I giudici hanno ritenuto non sussistenti i presupposti per una sospensione in via d'urgenza dell'ordinanza, "anche in considerazione del breve periodo di vigenza" della stessa. Per il Tar, l'opzione prevista nel provvedimento (ovvero la possibilità di scelta lasciata alle famiglie per scuole elementari  e medie) è sufficiente a garantire la didattica in presenza laddove richiesto, senza ledere il diritto all'istruzione.
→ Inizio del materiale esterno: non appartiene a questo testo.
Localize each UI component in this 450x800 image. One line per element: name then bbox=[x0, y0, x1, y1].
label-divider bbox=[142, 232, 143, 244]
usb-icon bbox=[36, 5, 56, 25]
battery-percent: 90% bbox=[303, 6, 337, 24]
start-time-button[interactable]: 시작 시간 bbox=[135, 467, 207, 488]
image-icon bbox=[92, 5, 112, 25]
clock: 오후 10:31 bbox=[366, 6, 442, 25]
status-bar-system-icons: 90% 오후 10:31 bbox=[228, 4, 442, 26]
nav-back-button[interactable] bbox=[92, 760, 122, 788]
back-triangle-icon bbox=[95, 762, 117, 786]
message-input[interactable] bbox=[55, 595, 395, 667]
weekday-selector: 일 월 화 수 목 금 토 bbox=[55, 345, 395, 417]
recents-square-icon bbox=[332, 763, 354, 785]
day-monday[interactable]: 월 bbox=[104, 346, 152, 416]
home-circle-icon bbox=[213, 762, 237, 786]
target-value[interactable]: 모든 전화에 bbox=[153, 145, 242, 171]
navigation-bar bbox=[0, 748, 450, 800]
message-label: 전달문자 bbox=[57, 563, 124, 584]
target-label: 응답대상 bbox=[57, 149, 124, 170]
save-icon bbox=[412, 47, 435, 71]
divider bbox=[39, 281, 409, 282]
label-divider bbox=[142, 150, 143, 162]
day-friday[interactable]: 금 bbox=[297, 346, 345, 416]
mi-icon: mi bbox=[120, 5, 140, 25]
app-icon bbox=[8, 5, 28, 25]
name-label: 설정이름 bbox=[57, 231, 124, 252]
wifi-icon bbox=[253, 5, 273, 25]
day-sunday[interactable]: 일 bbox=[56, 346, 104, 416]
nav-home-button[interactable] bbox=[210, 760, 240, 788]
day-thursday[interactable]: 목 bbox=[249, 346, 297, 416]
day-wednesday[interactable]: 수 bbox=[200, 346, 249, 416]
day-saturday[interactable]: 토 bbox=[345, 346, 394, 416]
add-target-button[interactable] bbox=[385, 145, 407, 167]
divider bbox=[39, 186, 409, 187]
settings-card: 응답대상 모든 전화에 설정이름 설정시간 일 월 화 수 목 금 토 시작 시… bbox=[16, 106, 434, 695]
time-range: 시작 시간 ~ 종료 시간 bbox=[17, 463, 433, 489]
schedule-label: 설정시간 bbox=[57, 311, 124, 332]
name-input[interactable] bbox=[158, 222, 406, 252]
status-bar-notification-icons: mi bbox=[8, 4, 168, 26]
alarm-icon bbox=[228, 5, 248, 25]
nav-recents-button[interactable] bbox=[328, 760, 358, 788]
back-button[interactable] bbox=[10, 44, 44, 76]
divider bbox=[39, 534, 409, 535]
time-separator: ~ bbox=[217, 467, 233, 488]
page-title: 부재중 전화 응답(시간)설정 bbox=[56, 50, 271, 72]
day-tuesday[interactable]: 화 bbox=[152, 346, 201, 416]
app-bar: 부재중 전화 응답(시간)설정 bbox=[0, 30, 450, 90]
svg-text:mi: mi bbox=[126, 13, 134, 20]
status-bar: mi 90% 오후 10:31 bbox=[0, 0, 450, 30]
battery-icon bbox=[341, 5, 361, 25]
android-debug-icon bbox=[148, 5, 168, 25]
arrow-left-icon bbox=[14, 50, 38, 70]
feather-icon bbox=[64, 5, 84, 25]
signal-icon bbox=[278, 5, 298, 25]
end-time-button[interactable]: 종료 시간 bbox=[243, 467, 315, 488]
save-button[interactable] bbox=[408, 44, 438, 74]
Nel decreto, viene sottolineato come "il riconoscimento di tale opzione sia sufficiente a garantire per i minori di 14 anni la didattica in presenza alle famiglie che lo richiedano per i propri figli, mentre per gli adolescenti di età superiore ai 14 anni la didattica a distanza e quella integrata parrebbero più agevolmente praticabili, data la maggiore dimestichezza di quegli adolescenti con i mezzi telematici e la migliore organizzazione delle scuole superiori nel somministrare lezioni on line".

Emiliano su scuola e didattica a distanza

Proprio in mattinata, il presidente della Regione è intervenuto sul tema scuola, ospite della trasmissione Start di Sky Tg24. "L'idea che durante una pandemia, in stato di emergenza, le famiglie debbano essere obbligate a mandare i figli a scuola in presenza è incostituzionale: un genitore deve avere la possibilità di stabilire se correre il rischio del contagio da presenza o tenere i figli a casa". Parlando poi degli insegnanti Emiliano ha spiegato che "il sacrificio che stanno facendo i docenti è enorme perché devono avere davanti alunni in presenza e poi ne hanno altri collegati con il computer, è difficilissimo. Voglio dire loro che devono fare quello che possono in questa fase, non possiamo pretendere che la didattica sia perfetta, deve essere quella che le condizioni date ci consentono di realizzare".